We used a combination of SEC HPLC analyses (representative chromatogram in Fig. 3A) along with a newly developed assay to assess serum stability (representative data in Fig 3B) of a panel of ME-3BP complexes. The panel was created by varying the molar ratios of three different beta-CDs (succinyl beta-CD, native beta-CD and hydroxypropyl beta CD) to 3BP. We discovered that an excess of succinyl-beta-CD (1.2 :1) resulted in the most stable agent with no noticeable batch effects, and this formulation was dubbed ME3BP-7).

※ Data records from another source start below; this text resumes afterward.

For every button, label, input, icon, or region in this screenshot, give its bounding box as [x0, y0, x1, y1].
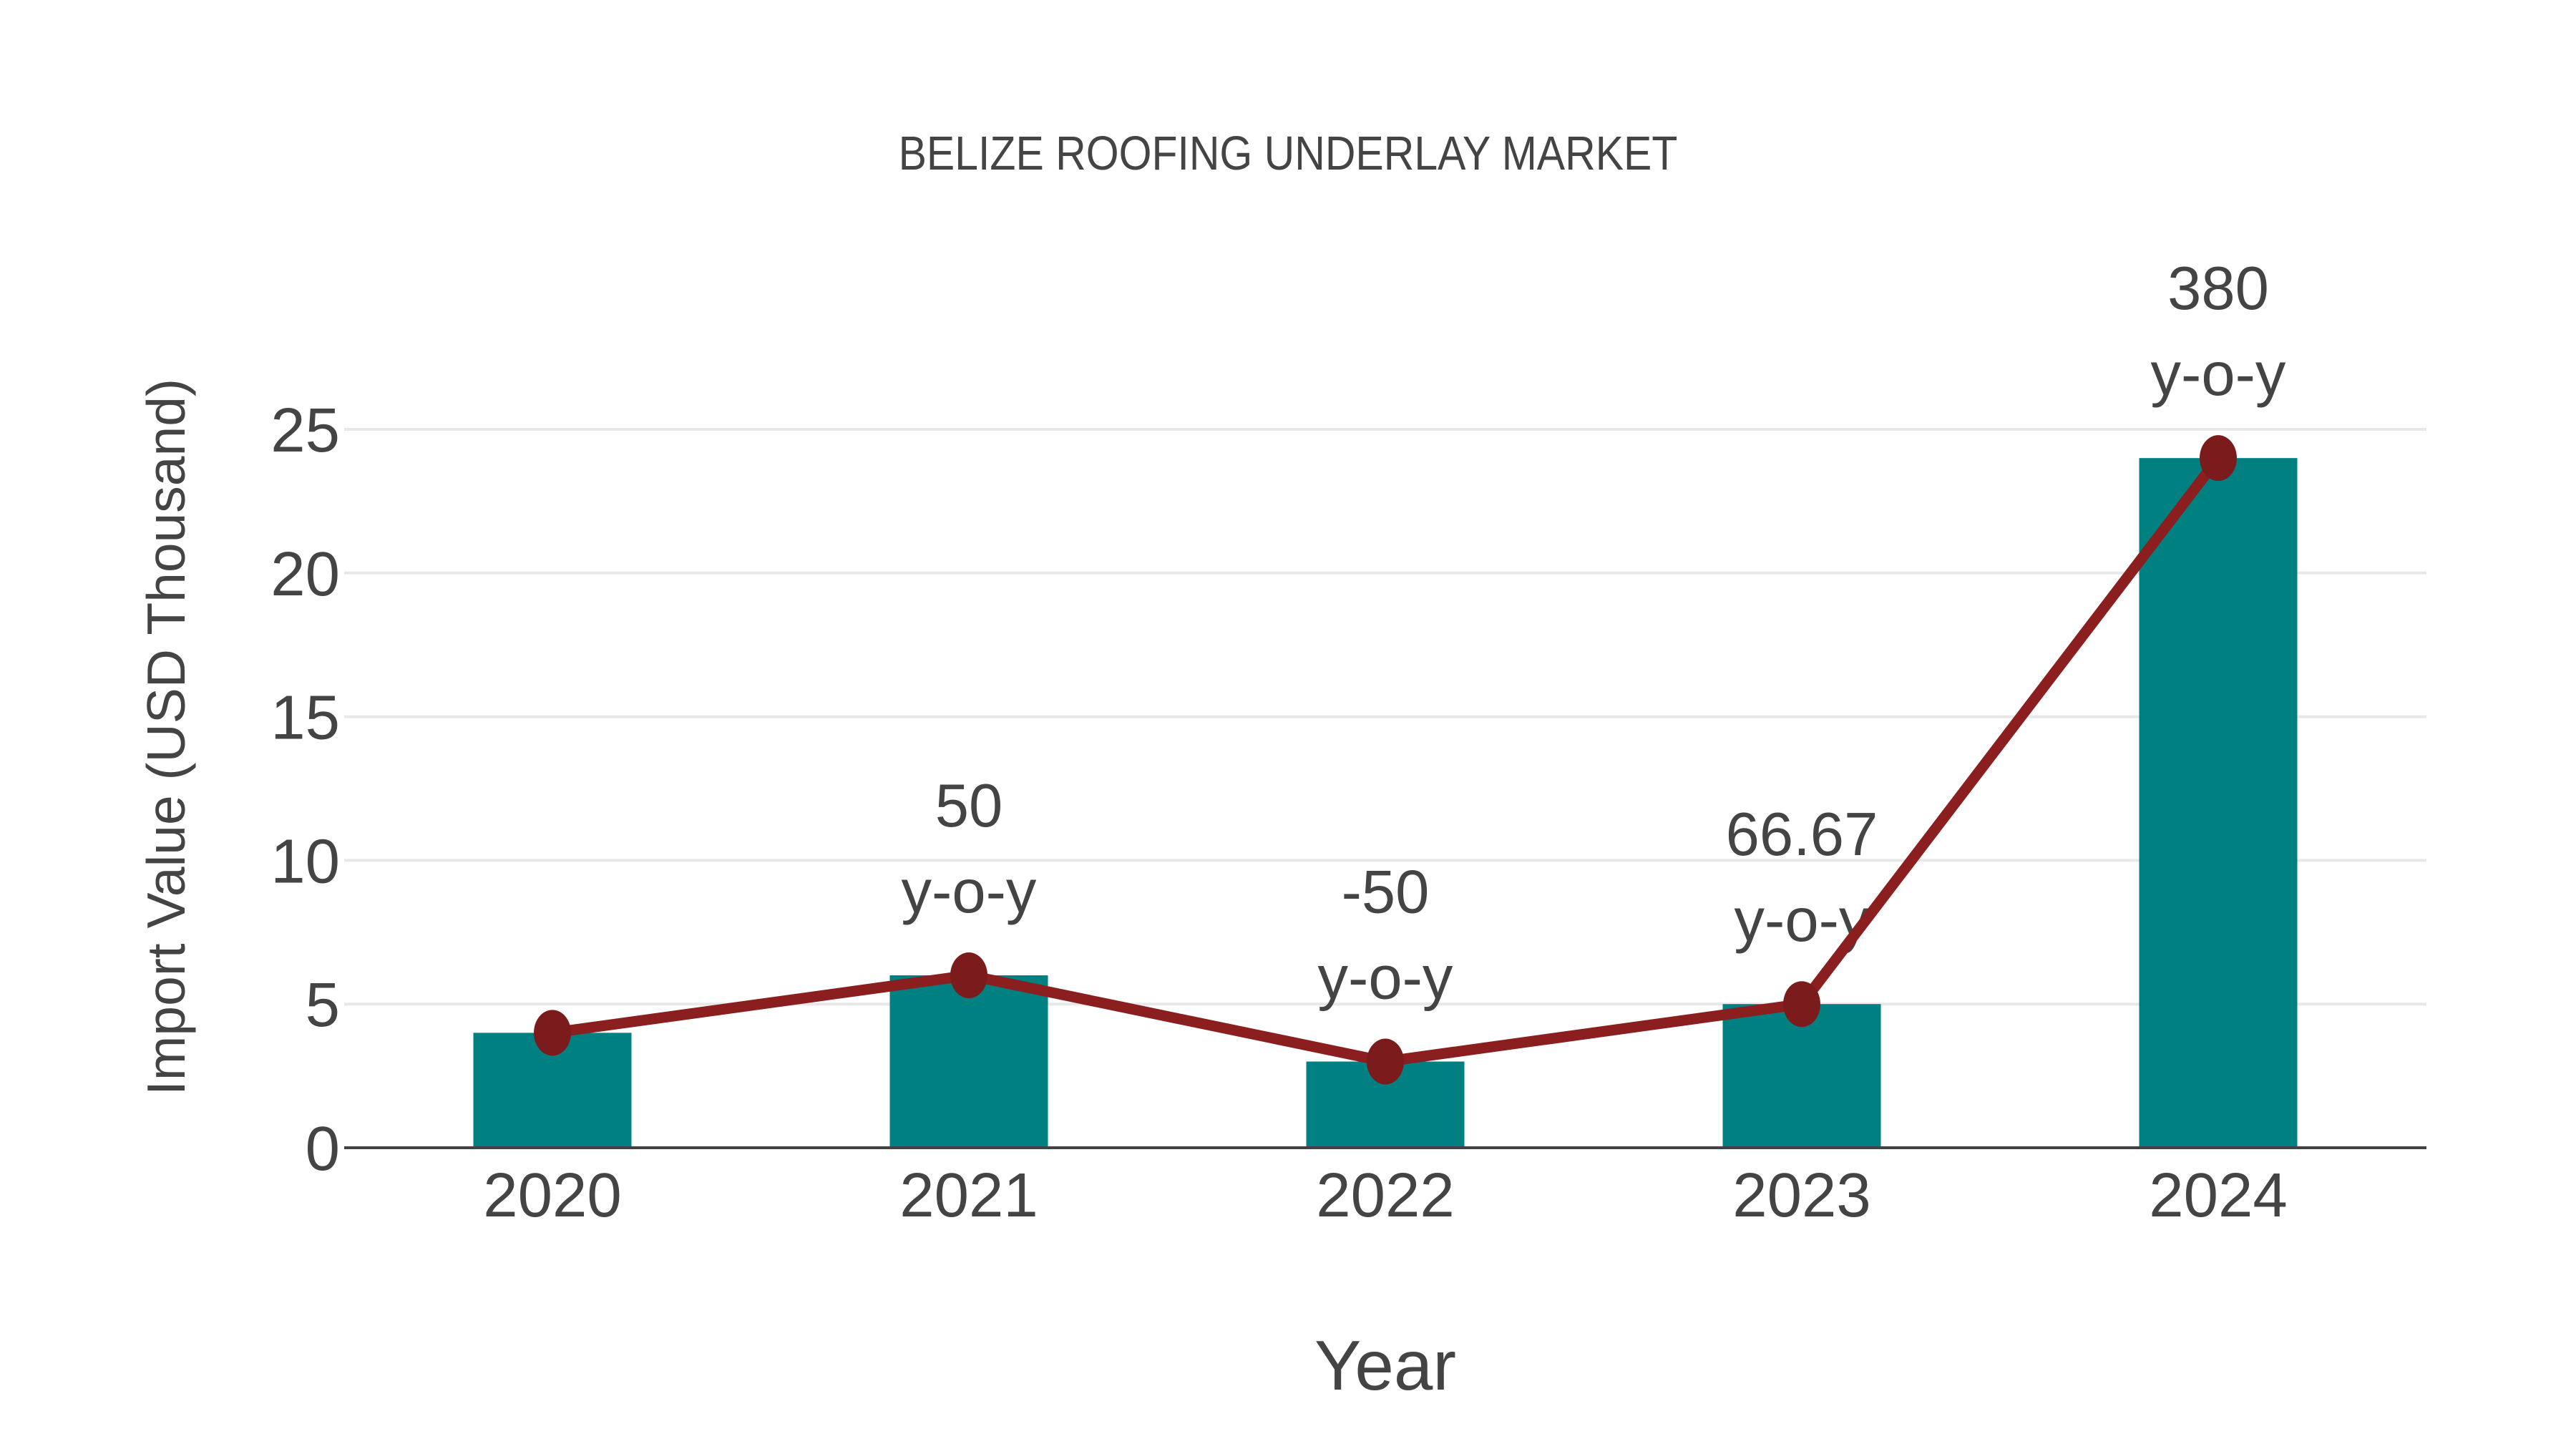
y-tick-label-15: 15	[270, 683, 340, 753]
annotation-value-2022: -50	[1342, 859, 1430, 927]
x-tick-label-2024: 2024	[2149, 1161, 2288, 1230]
y-tick-label-0: 0	[306, 1114, 340, 1184]
y-tick-label-25: 25	[270, 396, 340, 465]
annotation-label-2022: y-o-y	[1318, 945, 1453, 1013]
bar-2023	[1722, 1004, 1881, 1148]
trend-marker-2020	[534, 1010, 571, 1056]
y-tick-label-20: 20	[270, 540, 340, 609]
bar-2024	[2139, 458, 2298, 1148]
chart-title: BELIZE ROOFING UNDERLAY MARKET	[898, 127, 1678, 180]
y-tick-label-10: 10	[270, 826, 340, 896]
annotation-label-2021: y-o-y	[902, 858, 1037, 926]
annotation-value-2024: 380	[2167, 255, 2269, 323]
x-axis-title: Year	[1314, 1326, 1456, 1405]
x-tick-label-2023: 2023	[1732, 1161, 1871, 1230]
annotation-value-2023: 66.67	[1726, 801, 1878, 869]
x-tick-label-2021: 2021	[899, 1161, 1038, 1230]
trend-marker-2023	[1783, 981, 1820, 1028]
annotation-label-2024: y-o-y	[2151, 341, 2286, 409]
trend-marker-2022	[1367, 1038, 1404, 1085]
trend-marker-2021	[950, 952, 987, 999]
x-tick-label-2022: 2022	[1316, 1161, 1455, 1230]
x-tick-label-2020: 2020	[483, 1161, 622, 1230]
y-tick-label-5: 5	[306, 970, 340, 1040]
trend-marker-2024	[2200, 435, 2237, 482]
annotation-value-2021: 50	[935, 772, 1003, 840]
bar-2021	[889, 975, 1048, 1148]
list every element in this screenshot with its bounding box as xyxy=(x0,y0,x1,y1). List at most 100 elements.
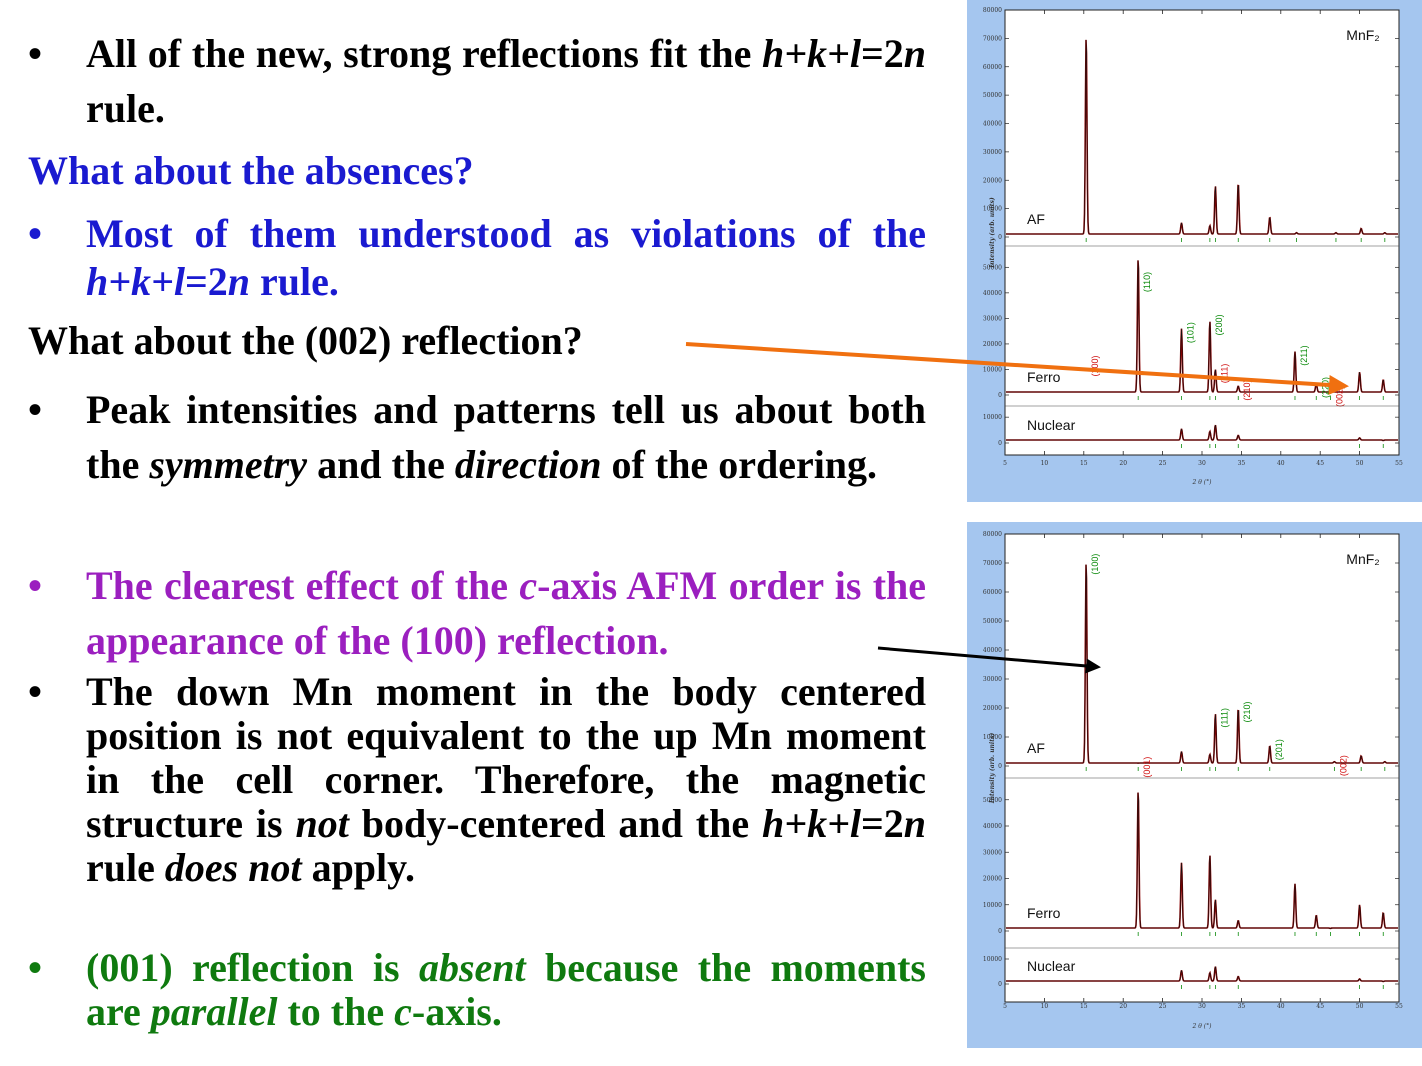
y-tick-label: 0 xyxy=(998,234,1002,241)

The study clearly demonstrated the superior stability of ME3BP-7 in serum compared to 3BP. To further support the advantage of ME3BP-7, it will be important to include the same dose of 3BP as a control in the in vivo treatment experiment to evaluate the difference in both toxicity and anti-tumor effect.
We wanted to include a control arm in our study wherein the same dose of 3BP was used. However, in toxicity studies on three different species of mice, we found that infusion of 3BP at the identical dose was highly toxic, killing the animals within a few days. We have highlighted this toxicity of the non-microencapsulated 3BP in the revised manuscript.